Deutschland überschätzt, USA und China bisher unterschätzt, Dienstleistungsexporte
deutlich wichtiger
Wien (ba) - Eine gemeinsame Analyse von OECD und WTO bricht mit der konventionellen Ermittlung von Außenhandelsdaten,
welche die Handelsströme jedes Mal bei der Überschreitung einer Grenze misst. Stattdessen wird auf die
Wertschöpfung abgestellt, die ein Land bei der Produktion von Exportwaren und -dienstleistungen erwirtschaftet.

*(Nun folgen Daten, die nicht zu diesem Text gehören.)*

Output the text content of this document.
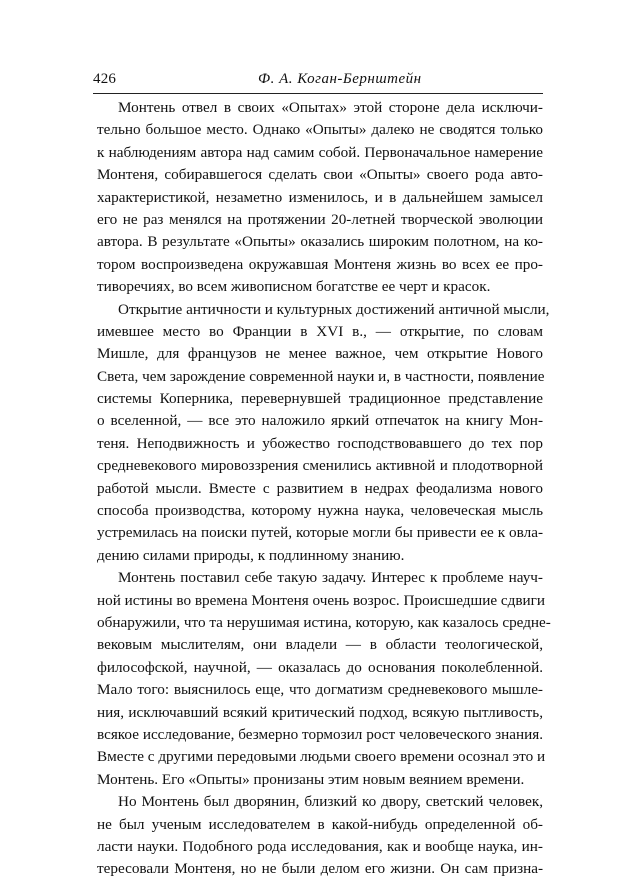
426	Ф. А. Коган-Бернштейн
Монтень отвел в своих «Опытах» этой стороне дела исключи-
тельно большое место. Однако «Опыты» далеко не сводятся только
к наблюдениям автора над самим собой. Первоначальное намерение
Монтеня, собиравшегося сделать свои «Опыты» своего рода авто-
характеристикой, незаметно изменилось, и в дальнейшем замысел
его не раз менялся на протяжении 20-летней творческой эволюции
автора. В результате «Опыты» оказались широким полотном, на ко-
тором воспроизведена окружавшая Монтеня жизнь во всех ее про-
тиворечиях, во всем живописном богатстве ее черт и красок.
Открытие античности и культурных достижений античной мысли,
имевшее место во Франции в XVI в., — открытие, по словам
Мишле, для французов не менее важное, чем открытие Нового
Света, чем зарождение современной науки и, в частности, появление
системы Коперника, перевернувшей традиционное представление
о вселенной, — все это наложило яркий отпечаток на книгу Мон-
теня. Неподвижность и убожество господствовавшего до тех пор
средневекового мировоззрения сменились активной и плодотворной
работой мысли. Вместе с развитием в недрах феодализма нового
способа производства, которому нужна наука, человеческая мысль
устремилась на поиски путей, которые могли бы привести ее к овла-
дению силами природы, к подлинному знанию.
Монтень поставил себе такую задачу. Интерес к проблеме науч-
ной истины во времена Монтеня очень возрос. Происшедшие сдвиги
обнаружили, что та нерушимая истина, которую, как казалось средне-
вековым мыслителям, они владели — в области теологической,
философской, научной, — оказалась до основания поколебленной.
Мало того: выяснилось еще, что догматизм средневекового мышле-
ния, исключавший всякий критический подход, всякую пытливость,
всякое исследование, безмерно тормозил рост человеческого знания.
Вместе с другими передовыми людьми своего времени осознал это и
Монтень. Его «Опыты» пронизаны этим новым веянием времени.
Но Монтень был дворянин, близкий ко двору, светский человек,
не был ученым исследователем в какой-нибудь определенной об-
ласти науки. Подобного рода исследования, как и вообще наука, ин-
тересовали Монтеня, но не были делом его жизни. Он сам призна-
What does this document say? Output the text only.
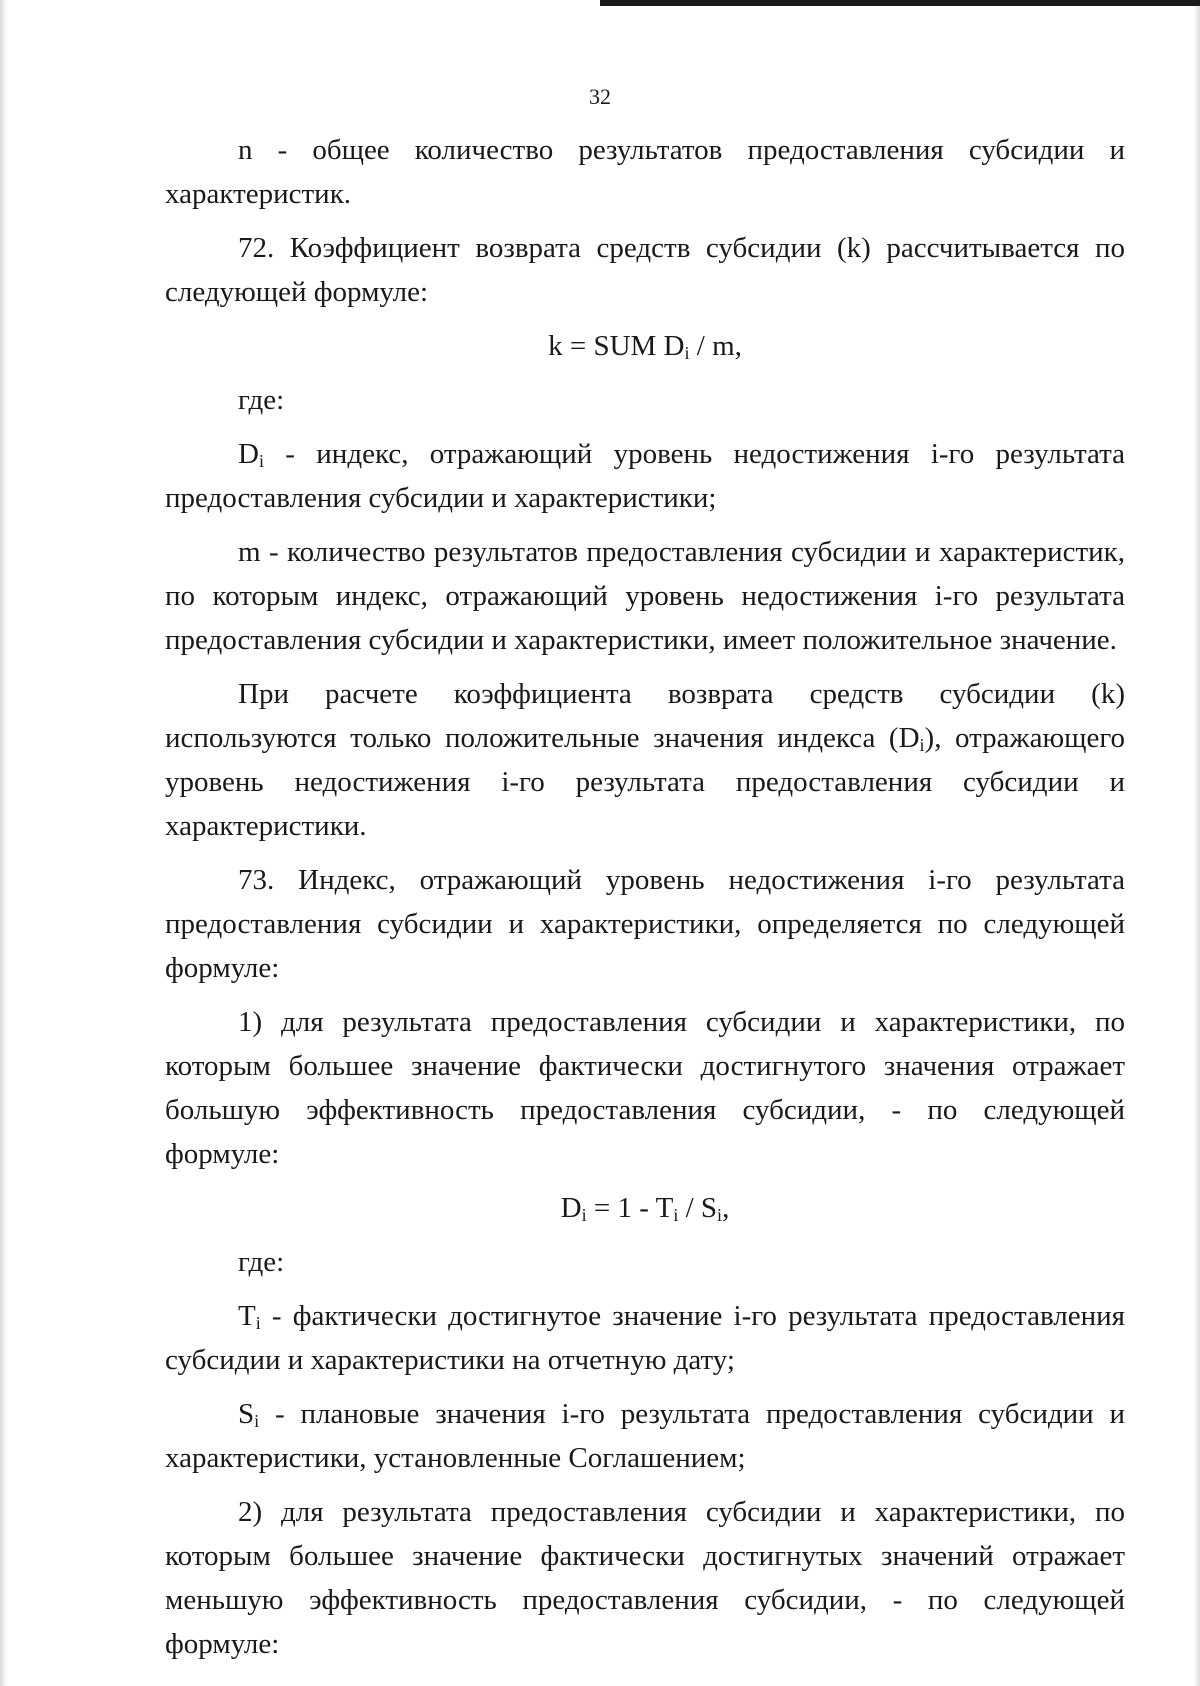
32

n - общее количество результатов предоставления субсидии и характеристик.

72. Коэффициент возврата средств субсидии (k) рассчитывается по следующей формуле:

k = SUM $D_i$ / m,

где:

$D_i$ - индекс, отражающий уровень недостижения i-го результата предоставления субсидии и характеристики;

m - количество результатов предоставления субсидии и характеристик, по которым индекс, отражающий уровень недостижения i-го результата предоставления субсидии и характеристики, имеет положительное значение.

При расчете коэффициента возврата средств субсидии (k) используются только положительные значения индекса $(D_i)$, отражающего уровень недостижения i-го результата предоставления субсидии и характеристики.

73. Индекс, отражающий уровень недостижения i-го результата предоставления субсидии и характеристики, определяется по следующей формуле:

1) для результата предоставления субсидии и характеристики, по которым большее значение фактически достигнутого значения отражает большую эффективность предоставления субсидии, - по следующей формуле:

$D_i = 1 - T_i / S_i$,

где:

$T_i$ - фактически достигнутое значение i-го результата предоставления субсидии и характеристики на отчетную дату;

$S_i$ - плановые значения i-го результата предоставления субсидии и характеристики, установленные Соглашением;

2) для результата предоставления субсидии и характеристики, по которым большее значение фактически достигнутых значений отражает меньшую эффективность предоставления субсидии, - по следующей формуле:
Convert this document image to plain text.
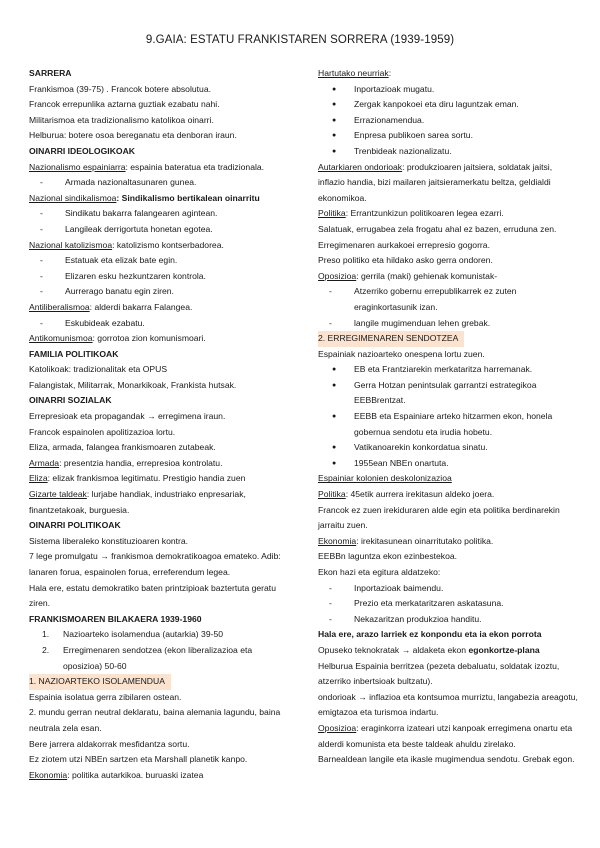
9.GAIA: ESTATU FRANKISTAREN SORRERA (1939-1959)
SARRERA
Frankismoa (39-75) . Francok botere absolutua.
Francok errepunlika aztarna guztiak ezabatu nahi.
Militarismoa eta tradizionalismo katolikoa oinarri.
Helburua: botere osoa bereganatu eta denboran iraun.
OINARRI IDEOLOGIKOAK
Nazionalismo espainiarra: espainia bateratua eta tradizionala.
- Armada nazionaltasunaren gunea.
Nazional sindikalismoa: Sindikalismo bertikalean oinarritu
- Sindikatu bakarra falangearen agintean.
- Langileak derrigortuta honetan egotea.
Nazional katolizismoa: katolizismo kontserbadorea.
- Estatuak eta elizak bate egin.
- Elizaren esku hezkuntzaren kontrola.
- Aurrerago banatu egin ziren.
Antiliberalismoa: alderdi bakarra Falangea.
- Eskubideak ezabatu.
Antikomunismoa: gorrotoa zion komunismoari.
FAMILIA POLITIKOAK
Katolikoak: tradizionalitak eta OPUS
Falangistak, Militarrak, Monarkikoak, Frankista hutsak.
OINARRI SOZIALAK
Errepresioak eta propagandak → erregimena iraun.
Francok espainolen apolitizazioa lortu.
Eliza, armada, falangea frankismoaren zutabeak.
Armada: presentzia handia, errepresioa kontrolatu.
Eliza: elizak frankismoa legitimatu. Prestigio handia zuen
Gizarte taldeak: lurjabe handiak, industriako enpresariak, finantzetakoak, burguesia.
OINARRI POLITIKOAK
Sistema liberaleko konstituzioaren kontra.
7 lege promulgatu → frankismoa demokratikoagoa emateko. Adib: lanaren forua, espainolen forua, erreferendum legea.
Hala ere, estatu demokratiko baten printzipioak baztertuta geratu ziren.
FRANKISMOAREN BILAKAERA 1939-1960
1. Nazioarteko isolamendua (autarkia) 39-50
2. Erregimenaren sendotzea (ekon liberalizazioa eta oposizioa) 50-60
1. NAZIOARTEKO ISOLAMENDUA
Espainia isolatua gerra zibilaren ostean.
2. mundu gerran neutral deklaratu, baina alemania lagundu, baina neutrala zela esan.
Bere jarrera aldakorrak mesfidantza sortu.
Ez ziotem utzi NBEn sartzen eta Marshall planetik kanpo.
Ekonomia: politika autarkikoa. buruaski izatea
Hartutako neurriak:
● Inportazioak mugatu.
● Zergak kanpokoei eta diru laguntzak eman.
● Errazionamendua.
● Enpresa publikoen sarea sortu.
● Trenbideak nazionalizatu.
Autarkiaren ondorioak: produkzioaren jaitsiera, soldatak jaitsi, inflazio handia, bizi mailaren jaitsieramerkatu beltza, geldialdi ekonomikoa.
Politika: Errantzunkizun politikoaren legea ezarri.
Salatuak, errugabea zela frogatu ahal ez bazen, erruduna zen.
Erregimenaren aurkakoei errepresio gogorra.
Preso politiko eta hildako asko gerra ondoren.
Oposizioa: gerrila (maki) gehienak komunistak-
- Atzerriko gobernu errepublikarrek ez zuten eraginkortasunik izan.
- langile mugimenduan lehen grebak.
2. ERREGIMENAREN SENDOTZEA
Espainiak nazioarteko onespena lortu zuen.
● EB eta Frantziarekin merkataritza harremanak.
● Gerra Hotzan penintsulak garrantzi estrategikoa EEBBrentzat.
● EEBB eta Espainiare arteko hitzarmen ekon, honela gobernua sendotu eta irudia hobetu.
● Vatikanoarekin konkordatua sinatu.
● 1955ean NBEn onartuta.
Espainiar kolonien deskolonizazioa
Politika: 45etik aurrera irekitasun aldeko joera.
Francok ez zuen irekiduraren alde egin eta politika berdinarekin jarraitu zuen.
Ekonomia: irekitasunean oinarritutako politika.
EEBBn laguntza ekon ezinbestekoa.
Ekon hazi eta egitura aldatzeko:
- Inportazioak baimendu.
- Prezio eta merkataritzaren askatasuna.
- Nekazaritzan produkzioa handitu.
Hala ere, arazo larriek ez konpondu eta ia ekon porrota
Opuseko teknokratak → aldaketa ekon egonkortze-plana
Helburua Espainia berritzea (pezeta debaluatu, soldatak izoztu, atzerriko inbertsioak bultzatu).
ondorioak → inflazioa eta kontsumoa murriztu, langabezia areagotu, emigtazoa eta turismoa indartu.
Oposizioa: eraginkorra izateari utzi kanpoak erregimena onartu eta alderdi komunista eta beste taldeak ahuldu zirelako.
Barnealdean langile eta ikasle mugimendua sendotu. Grebak egon.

Damit berücksichtigt diese Datenbank aus welchen in- und ausländischen Komponenten und Dienstleistungen
sich die Gesamtexporte eines Landes zusammensetzen. „In Ergänzung der bekannten Erfassung der Handelswerte
für Ex- und Importe zwischen den Ländern geben die neuen Außenhandelsdaten ein klareres Bild darüber,
wie globale Wertschöpfungsketten Handelsbeziehungen und Wirtschaftsaktivitäten beeinflussen. Die Auswirkungen
von wirtschaftlichen Schocks aus dem Ausland auf vor- bzw. nachgelagerte Produktionsbereiche und damit in weiterer
Folge auf Einkommen und Beschäftigung im Inland wird greifbarer“, fasst Bank Austria Chefökonom Stefan
Bruckbauer zusammen.
Die Ökonomen der Bank Austria haben die neuen Außenhandelsdaten für Österreich ausgewertet.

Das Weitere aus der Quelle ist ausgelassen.